The UK is seen as a key market globally with brands and businesses keen to connect with Muslims consumers as well as a strong community of entrepreneurs and start-ups.
Next week, London will host the UK’s biggest B2B Muslim lifestyle event called MLE Connect 2017 for the second successive year.
The event will bring together business owners, brands, entrepreneurs and start-ups from across the world to learn, network and explore market opportunities.
Last year’s inaugural event saw over 160 delegates attend, including brands such as Tesco and Asda, and connect with potential business partners. Next month’s event will see 200 key businesses attend including delegates from UAE, Turkey and Iran.

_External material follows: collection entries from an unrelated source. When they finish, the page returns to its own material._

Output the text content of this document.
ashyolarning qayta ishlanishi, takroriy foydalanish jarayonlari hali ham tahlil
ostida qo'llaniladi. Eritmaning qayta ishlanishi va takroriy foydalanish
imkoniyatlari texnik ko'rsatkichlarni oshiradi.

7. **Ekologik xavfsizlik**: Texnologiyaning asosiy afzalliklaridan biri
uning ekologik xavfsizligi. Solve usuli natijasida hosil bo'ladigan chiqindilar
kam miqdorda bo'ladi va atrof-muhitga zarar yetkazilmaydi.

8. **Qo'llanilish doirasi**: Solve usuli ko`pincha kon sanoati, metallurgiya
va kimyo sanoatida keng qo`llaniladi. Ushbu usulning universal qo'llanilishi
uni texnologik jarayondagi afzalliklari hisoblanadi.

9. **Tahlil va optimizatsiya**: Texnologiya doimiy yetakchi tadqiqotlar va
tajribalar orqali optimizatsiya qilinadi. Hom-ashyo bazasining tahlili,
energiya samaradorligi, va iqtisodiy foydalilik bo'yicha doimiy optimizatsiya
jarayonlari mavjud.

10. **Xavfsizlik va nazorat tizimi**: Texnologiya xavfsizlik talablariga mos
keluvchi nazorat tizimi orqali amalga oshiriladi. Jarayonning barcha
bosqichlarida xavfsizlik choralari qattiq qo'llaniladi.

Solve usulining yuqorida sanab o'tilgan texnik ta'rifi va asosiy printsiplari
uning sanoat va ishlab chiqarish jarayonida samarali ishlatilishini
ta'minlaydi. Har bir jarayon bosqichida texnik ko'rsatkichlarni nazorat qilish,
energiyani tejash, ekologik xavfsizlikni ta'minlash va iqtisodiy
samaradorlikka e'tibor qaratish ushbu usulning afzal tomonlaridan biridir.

“The UK is seen as a key target market for brands across the world,” said Tahir Mirza, founder of the Expo.
“We are seen as being at the forefront of trends and this is why brands from the Middle East and South East Asia are keen to speak and engage with this consumer base.

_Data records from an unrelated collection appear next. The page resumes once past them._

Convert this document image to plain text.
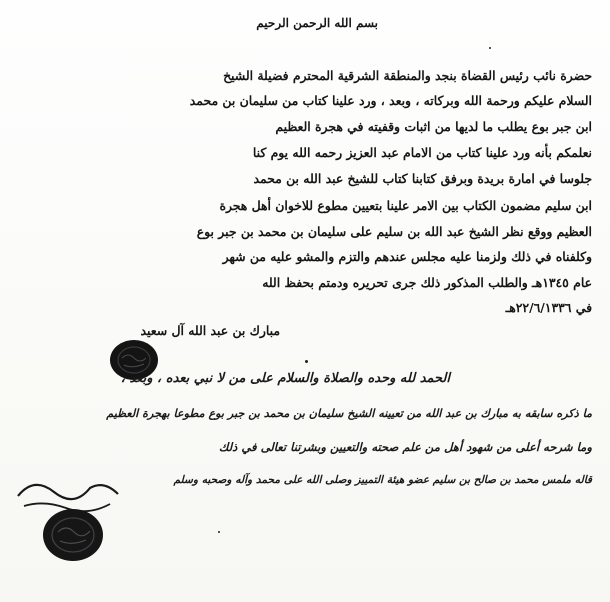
بسم الله الرحمن الرحيم
حضرة نائب رئيس القضاة بنجد والمنطقة الشرقية المحترم فضيلة الشيخ
السلام عليكم ورحمة الله وبركاته ، وبعد ، ورد علينا كتاب من سليمان بن محمد
ابن جبر بوع يطلب ما لديها من اثبات وقفيته في هجرة العظيم
نعلمكم بأنه ورد علينا كتاب من الامام عبد العزيز رحمه الله يوم كنا
جلوسا في امارة بريدة وبرفق كتابنا كتاب للشيخ عبد الله بن محمد
ابن سليم مضمون الكتاب بين الامر علينا بتعيين مطوع للاخوان أهل هجرة
العظيم ووقع نظر الشيخ عبد الله بن سليم على سليمان بن محمد بن جبر بوع
وكلفناه في ذلك ولزمنا عليه مجلس عندهم والتزم والمشو عليه من شهر
عام ١٣٤٥هـ والطلب المذكور ذلك جرى تحريره ودمتم بحفظ الله
في ٢٢/٦/١٣٣٦هـ
مبارك بن عبد الله آل سعيد
الحمد لله وحده والصلاة والسلام على من لا نبي بعده ، وبعد ،
ما ذكره سابقه به مبارك بن عبد الله من تعيينه الشيخ سليمان بن محمد بن جبر بوع مطوعا بهجرة العظيم
وما شرحه أعلى من شهود أهل من علم صحته والتعيين وبشرتنا تعالى في ذلك
قاله ملمس محمد بن صالح بن سليم عضو هيئة التمييز وصلى الله على محمد وآله وصحبه وسلم
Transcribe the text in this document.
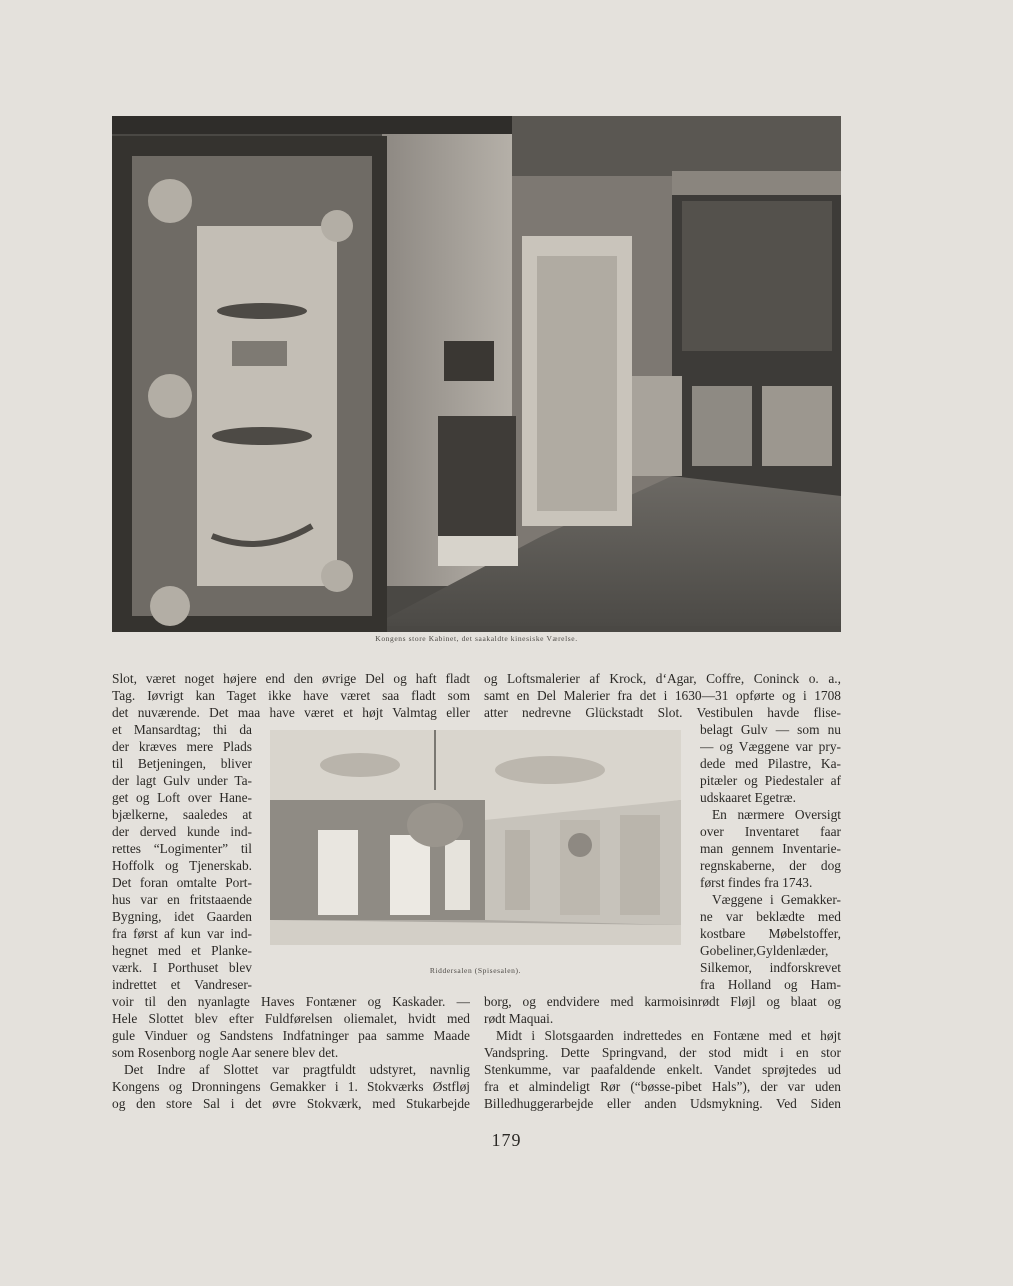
Kongens store Kabinet, det saakaldte kinesiske Værelse.
Riddersalen (Spisesalen).
Slot, været noget højere end den øvrige Del og haft fladt
Tag. Iøvrigt kan Taget ikke have været saa fladt som
det nuværende. Det maa have været et højt Valmtag eller
et Mansardtag; thi da
der kræves mere Plads
til Betjeningen, bliver
der lagt Gulv under Ta-
get og Loft over Hane-
bjælkerne, saaledes at
der derved kunde ind-
rettes “Logimenter” til
Hoffolk og Tjenerskab.
Det foran omtalte Port-
hus var en fritstaaende
Bygning, idet Gaarden
fra først af kun var ind-
hegnet med et Planke-
værk. I Porthuset blev
indrettet et Vandreser-
voir til den nyanlagte Haves Fontæner og Kaskader. —
Hele Slottet blev efter Fuldførelsen oliemalet, hvidt med
gule Vinduer og Sandstens Indfatninger paa samme Maade
som Rosenborg nogle Aar senere blev det.
Det Indre af Slottet var pragtfuldt udstyret, navnlig
Kongens og Dronningens Gemakker i 1. Stokværks Østfløj
og den store Sal i det øvre Stokværk, med Stukarbejde
og Loftsmalerier af Krock, d‘Agar, Coffre, Coninck o. a.,
samt en Del Malerier fra det i 1630—31 opførte og i 1708
atter nedrevne Glückstadt Slot. Vestibulen havde flise-
belagt Gulv — som nu
— og Væggene var pry-
dede med Pilastre, Ka-
pitæler og Piedestaler af
udskaaret Egetræ.
En nærmere Oversigt
over Inventaret faar
man gennem Inventarie-
regnskaberne, der dog
først findes fra 1743.
Væggene i Gemakker-
ne var beklædte med
kostbare Møbelstoffer,
Gobeliner,Gyldenlæder,
Silkemor, indforskrevet
fra Holland og Ham-
borg, og endvidere med karmoisinrødt Fløjl og blaat og
rødt Maquai.
Midt i Slotsgaarden indrettedes en Fontæne med et højt
Vandspring. Dette Springvand, der stod midt i en stor
Stenkumme, var paafaldende enkelt. Vandet sprøjtedes ud
fra et almindeligt Rør (“bøsse-pibet Hals”), der var uden
Billedhuggerarbejde eller anden Udsmykning. Ved Siden
179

“If you look at the demographics, the Muslim population is younger, professional, social media savvy and have a higher disposable income. These are the key reasons why this market is so attractive and continues to grow rapidly.”
MLE Connect 2017 will see industry experts host a series of seminars and panel discussions across a number of industries within the Muslim lifestyle sectors including halal food, modest fashion, marketing, media, branding, finance, and international trade.
Wilf Lewis, managing director of Lewis Pies which supplies Halal pies across the UK to supermarkets such as Tesco, is one of those who will attend MLE Connect having seen a rapid growth in his business.
“I’m not your typical person who you would normally see selling to Muslim consumers,” he said.
“But the growth of our business has been very good especially over the last few years and we have become one of the leading suppliers to the Muslim community across the UK.
“We have invested in attending events like MLE and in our processes but also taken feedback from the Muslim consumers.
“We are now looking to expand our product range to include new products like meatballs for this market.”
Mr Mirza adds: “People like Wilf are a great example of how they have taken a traditional product and evolved it to meet the needs of the Muslim consumer.